Incidiendo en ese carácter político de la masculinidad, el escritor y provocador francés Alain Soral (maldito entre los malditos) afirmaba hace años que un mayor interés por lo colectivo es lo específico del hombre, mientras que un mayor interés por lo individual es lo específico de la mujer. Según esta idea, la tendencia a aprehender las relaciones humanas a través de lo psicológico-afectivo – por encima de lo político-social – sería un rasgo “femenino” que se manifiesta en una visión psicologizante de los problemas sociales, lo que tiene el corolario último de sustituir el combate de las ideas por una competición de pathos. Si aceptamos esta interpretación, se explica que el sistema neoliberal – un sistema basado en el individuo start-up y empresario de sí mismo – conmine a los hombres, bajo la presión social y la propaganda, a adoptar formas y comportamientos femeninos. Al fin y al cabo, el neoliberalismo se presenta a sí mismo como el único sistema que responde a la naturaleza humana (el sistema del “fin de la historia”) y no puede dejar espacio a visiones políticas, coherentes y globales que vengan a cuestionar sus fundamentos o a combatirlo frontalmente. En ese sentido Alain Soral denuncia a la “feminización” de la sociedad como un “complot antidemocrático”.[2]

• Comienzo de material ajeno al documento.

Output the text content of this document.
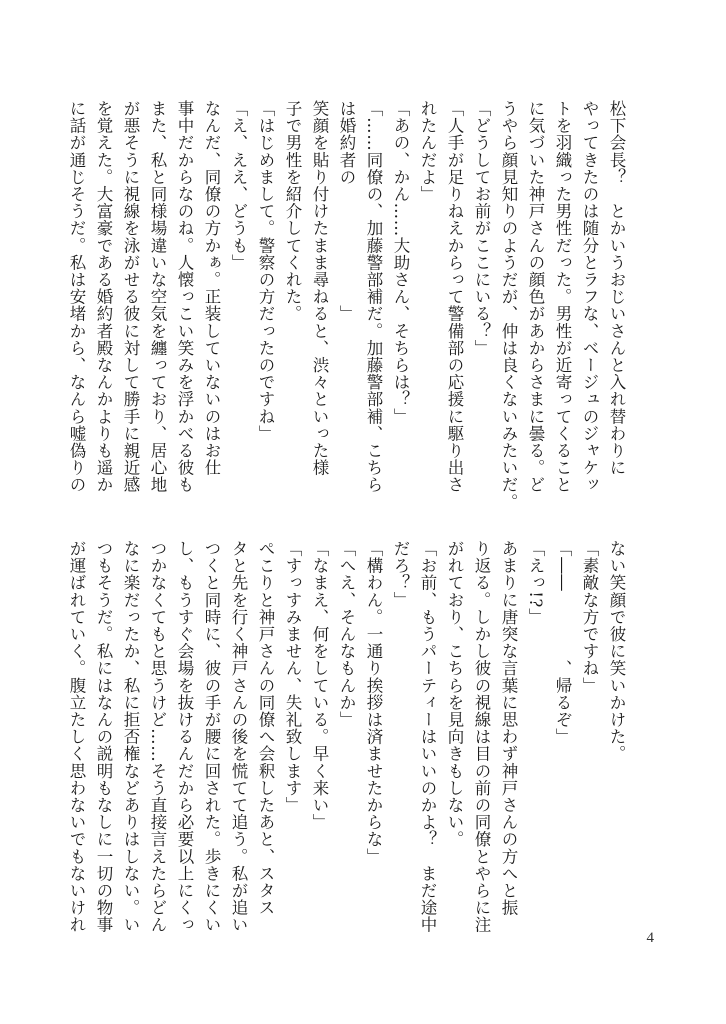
松下会長？　とかいうおじいさんと入れ替わりに
やってきたのは随分とラフな、ベージュのジャケッ
トを羽織った男性だった。男性が近寄ってくること
に気づいた神戸さんの顔色があからさまに曇る。ど
うやら顔見知りのようだが、仲は良くないみたいだ。
「どうしてお前がここにいる？」
「人手が足りねえからって警備部の応援に駆り出さ
れたんだよ」
「あの、かん……大助さん、そちらは？」
「……同僚の、加藤警部補だ。加藤警部補、こちら
は婚約者の　　　　　　　」
笑顔を貼り付けたまま尋ねると、渋々といった様
子で男性を紹介してくれた。
「はじめまして。警察の方だったのですね」
「え、ええ、どうも」
なんだ、同僚の方かぁ。正装していないのはお仕
事中だからなのね。人懐っこい笑みを浮かべる彼も
また、私と同様場違いな空気を纏っており、居心地
が悪そうに視線を泳がせる彼に対して勝手に親近感
を覚えた。大富豪である婚約者殿なんかよりも遥か
に話が通じそうだ。私は安堵から、なんら嘘偽りの
ない笑顔で彼に笑いかけた。
「素敵な方ですね」
「――　　　　、帰るぞ」
「えっ!?」
あまりに唐突な言葉に思わず神戸さんの方へと振
り返る。しかし彼の視線は目の前の同僚とやらに注
がれており、こちらを見向きもしない。
「お前、もうパーティーはいいのかよ？　まだ途中
だろ？」
「構わん。一通り挨拶は済ませたからな」
「へえ、そんなもんか」
「なまえ、何をしている。早く来い」
「すっすみません、失礼致します」
ぺこりと神戸さんの同僚へ会釈したあと、スタス
タと先を行く神戸さんの後を慌てて追う。私が追い
つくと同時に、彼の手が腰に回された。歩きにくい
し、もうすぐ会場を抜けるんだから必要以上にくっ
つかなくてもと思うけど……そう直接言えたらどん
なに楽だったか、私に拒否権などありはしない。い
つもそうだ。私にはなんの説明もなしに一切の物事
が運ばれていく。腹立たしく思わないでもないけれ
4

¿En qué forma los films de Peckinpah plasman este puñado de ideas?

Männerbund

“Cuando estás al lado de un hombre, permaneces con él, y si no eres capaz de hacerlo eres sólo una especie de animal, ¡estás acabado! todos estamos acabados”

Pike Bishop, The Wild bunch

Los grandes films de Peckinpah – “Grupo salvaje” a la cabeza de todos – culminan en explosiones de violencia en las que los protagonistas se inmolan sin razón material y de forma prácticamente absurda. ¿Por qué se comportan así? ¿De qué manera esto puede responder a una “esencia” de lo masculino?

Conviene partir de algunas realidades básicas. Todo en la naturaleza tiende hacia la perpetuación de la especie, y por razones biológicas obvias – su papel en el ciclo de la reproducción – el vínculo de la mujer con la naturaleza es algo más fuerte que el del hombre. Con ello queremos decir que la mujer es más “conservadora” (entendido esto no en su acepción política vulgar) y menos propensa que el hombre a los sacrificios gratuitos y a los gestos inútiles. No en vano suele decirse – no sin razón – que “la mujer es más inteligente que el hombre”, en cuanto es más difícil que caiga en los planteamientos quiméricos y aparentemente absurdos en los que suelen caer los varones.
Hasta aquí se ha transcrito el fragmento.